Aus psychologischer Sicht ergebe Trinkgeldgeben aber wiederum Sinn.
"Wir Menschen haben einen ureigenen Reflex: Wenn wir etwas bekommen und dafür nichts zurückgeben, entsteht ein Ungleichgewicht, mit dem wir uns nicht wohlfühlen. Das kompensieren wir, indem wir zurückgeben."
Ob und wie viel Trinkgeld wir geben, ist in jedem Land unterschiedlich, sagt Julia Pitters. Moritz selbst gibt, wenn er ausgeht, in der Regel mehr Trinkgeld als die in Deutschland üblichen und als höflich geltenden zehn Prozent.
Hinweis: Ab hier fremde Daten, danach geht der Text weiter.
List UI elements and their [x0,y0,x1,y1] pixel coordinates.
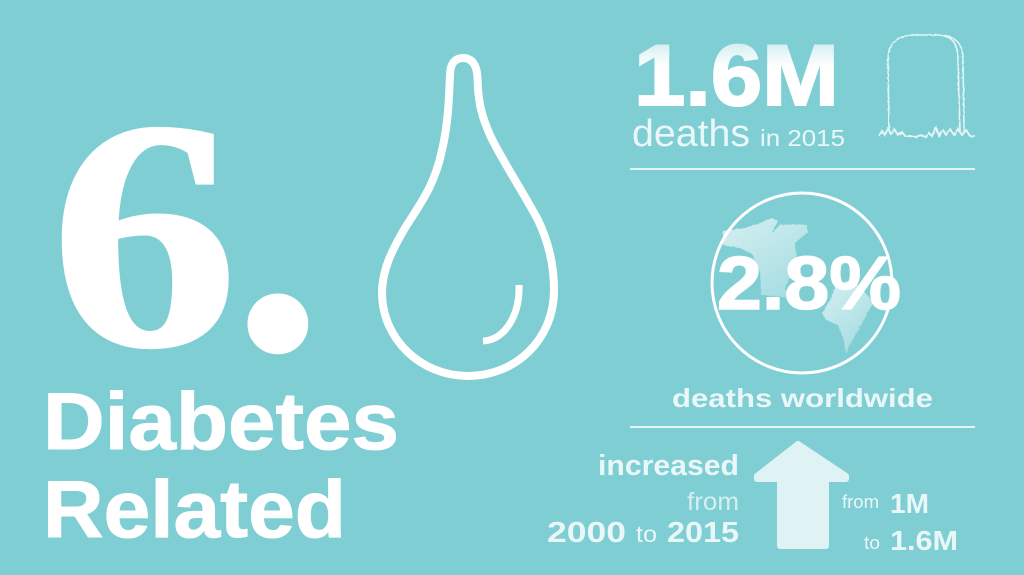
label: 2000 to 2015 [547,517,739,549]
label: deaths: deaths [632,113,750,155]
south america [822,281,873,353]
divider [630,426,975,428]
label: from: from [687,488,739,516]
icon: up arrow [757,444,846,546]
stat: 1.6M: 1.6M [634,28,839,124]
drop outline [382,58,554,376]
rank number [50,16,325,431]
label: in 2015: in 2015 [760,125,845,151]
label: to: to [864,533,880,553]
value: 1M: 1M [890,488,929,519]
title [43,377,399,555]
label: from: from [842,492,879,512]
gravestone outline [888,35,960,131]
north america [723,218,808,298]
gravestone side [940,35,964,131]
grass [879,128,975,137]
title line one: Diabetes [43,377,399,467]
drop highlight [483,285,519,341]
icon: water drop [382,58,554,376]
numeral six: 6 [50,54,239,416]
year 2015: 2015 [667,517,739,549]
panel: deaths in 2015 [630,28,975,155]
title line two: Related [43,465,346,555]
icon: gravestone [879,35,975,137]
word to: to [636,521,657,547]
globe outline [712,193,892,373]
divider [630,168,975,170]
year 2000: 2000 [547,517,626,549]
label: deaths worldwide: deaths worldwide [672,383,933,413]
panel: deaths worldwide [672,193,933,413]
stat: 2.8%: 2.8% [717,241,901,325]
period: . [231,16,325,431]
value: 1.6M: 1.6M [890,525,958,556]
icon: globe [712,193,892,373]
label: increased: increased [598,450,739,482]
panel: increase 2000 to 2015 [547,444,958,556]
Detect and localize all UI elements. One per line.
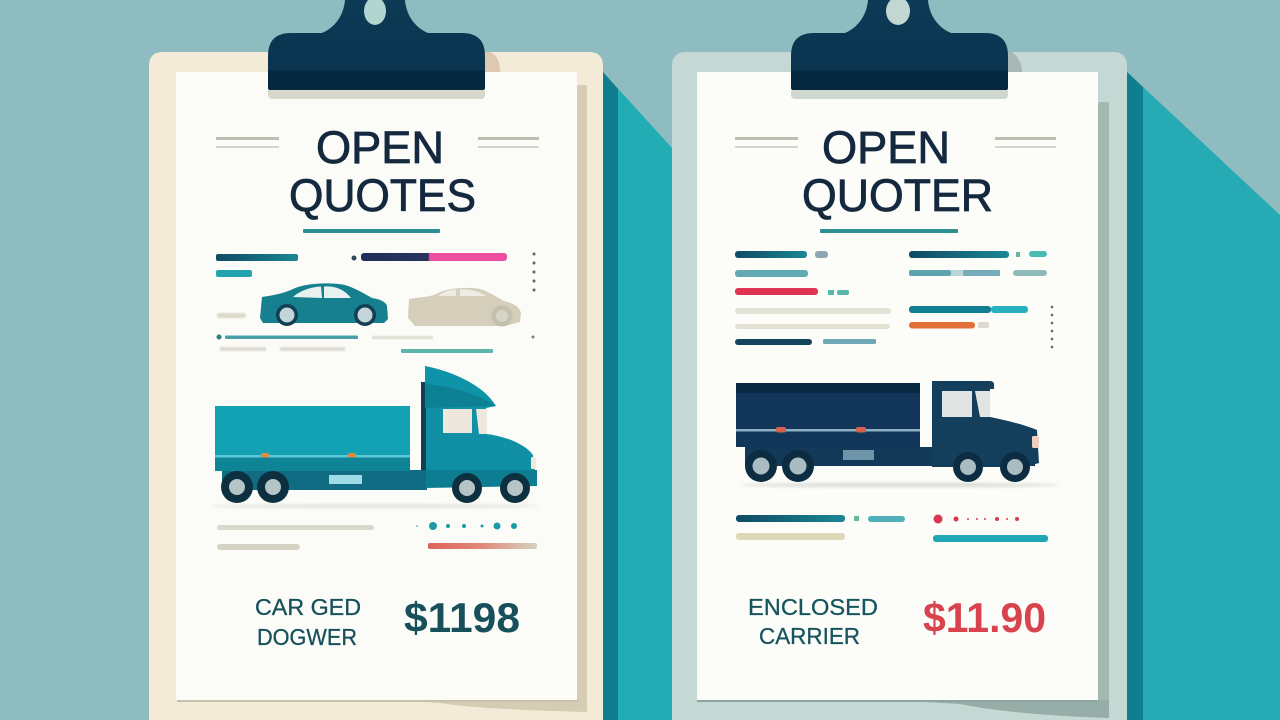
paper shadow [177,85,587,712]
price: $11.90 [923,594,1046,641]
price: $1198 [404,594,520,641]
paper sheet [176,72,577,700]
clip side shadow [1006,52,1022,72]
icon: teal car [260,283,388,326]
title underline [820,229,958,233]
heading rules right [735,137,1056,148]
carrier label: DOGWER [257,624,357,650]
clip [268,0,485,99]
title: QUOTES [289,170,476,221]
clip [791,0,1008,99]
title: QUOTER [802,170,993,221]
clipboard board [672,52,1127,720]
quote lines bottom [736,514,1048,542]
carrier label [255,594,361,650]
title: OPEN [822,122,950,173]
paper shadow [697,102,1109,718]
teal shadow behind right clipboard [1127,72,1280,720]
panel: left clipboard [149,0,603,720]
quote lines bottom [217,522,537,550]
quote lines left column [735,251,891,345]
title underline [303,229,440,233]
quote lines middle [216,313,534,353]
icon: navy truck [736,381,1060,487]
carrier label: CAR GED [255,594,361,620]
carrier label [748,594,878,649]
heading rules left [216,137,539,148]
clipboard board [149,52,603,720]
clip side shadow [484,52,500,72]
carrier label: ENCLOSED [748,594,878,620]
icon: beige car [408,288,521,326]
carrier label: CARRIER [759,623,860,649]
panel: right clipboard [672,0,1127,720]
quote lines right column [909,251,1053,348]
title [289,122,476,221]
teal shadow behind left clipboard [603,72,672,720]
paper sheet [697,72,1098,700]
quote lines top [216,252,536,292]
icon: teal truck [210,366,540,508]
title: OPEN [316,122,444,173]
title [802,122,993,221]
Für guten Service mache ich das gerne, sagt er. Natürlich weiß er auch, wie viel für Servicekräfte davon abhängt.
"Das Trinkgeld macht die Hälfte meiner Einnahmen aus. Ohne Trinkgeld hätte ich nur halb so wenig Geld und könnte den Kellnerjob im Prinzip nicht machen."
Ein Faktor, der die Höhe und Häufigkeit des Trinkgeldes beeinflusst, ist das Zahlen mit Karte, erklärt Wirtschaftspsychologin Julia Pitters. Wenn die Bezahlform mit Karte möglich ist, wird weniger häufig Trinkgeld gegeben. Das liegt daran, dass dabei der persönliche Aspekt verloren geht, sagt Julia Pitters.
Persönliche Beziehung zum Gast ist ausschlaggebend
In der Regel gilt: Je anonymer der Bezahlvorgang, desto weniger haben wir im Blick, an wen sich das Dankeschön, für das das Trinkgeld ja steht, gedacht ist. Zudem sei in einem anonymen Kontext der soziale Druck, Trinkgeld zu geben, geringer.
"Eine Studie ergab, dass, wenn Smileys oder ein persönlicher Gruß auf der Rechnung geschrieben steht, die Leute mehr Trinkgeld geben. Alles, was persönlich ist, erzeugt bei uns Menschen mehr Verbindlichkeit."
So gesehen ist die Tendenz, beim Bezahlen auf dem Touchpad anklicken zu müssen, ob man kein Trinkgeld, fünf, zehn oder 20 Prozent geben will, ein interessanter Marketingtrick, sagt Julia Pitters. Die Auswahlmöglichkeit bewirkt, dass wir uns automatisch die Frage stellen, was denn die soziale Norm ist – also: was wohl andere geben. Und weil die meisten von uns nicht unangenehm auffallen wollen, geben wir mit großer Wahrscheinlichkeit mehr, als wenn wir keine Auswahlmöglichkeit hätten.
Neben all den wirtschaftlichen und sozialen Komponenten ist Trinkgeld immer auch als ein Ausdruck der Wertschätzung zu sehen, erinnert Julia Pitters. Und die sei am Ende das, was uns Menschen antreibt, einen guten Job zu machen und Spaß daran zu haben. So sieht es auch Moritz. Für die Gastronomie muss man schon ein bisschen geboren sein, sagt er. Man sollte Lust haben, mit den Leuten zu quatschen und dafür zu sorgen, dass sie eine gute Zeit haben. Denn genau darum gehe es beim Besuch eines Cafés oder Restaurants doch.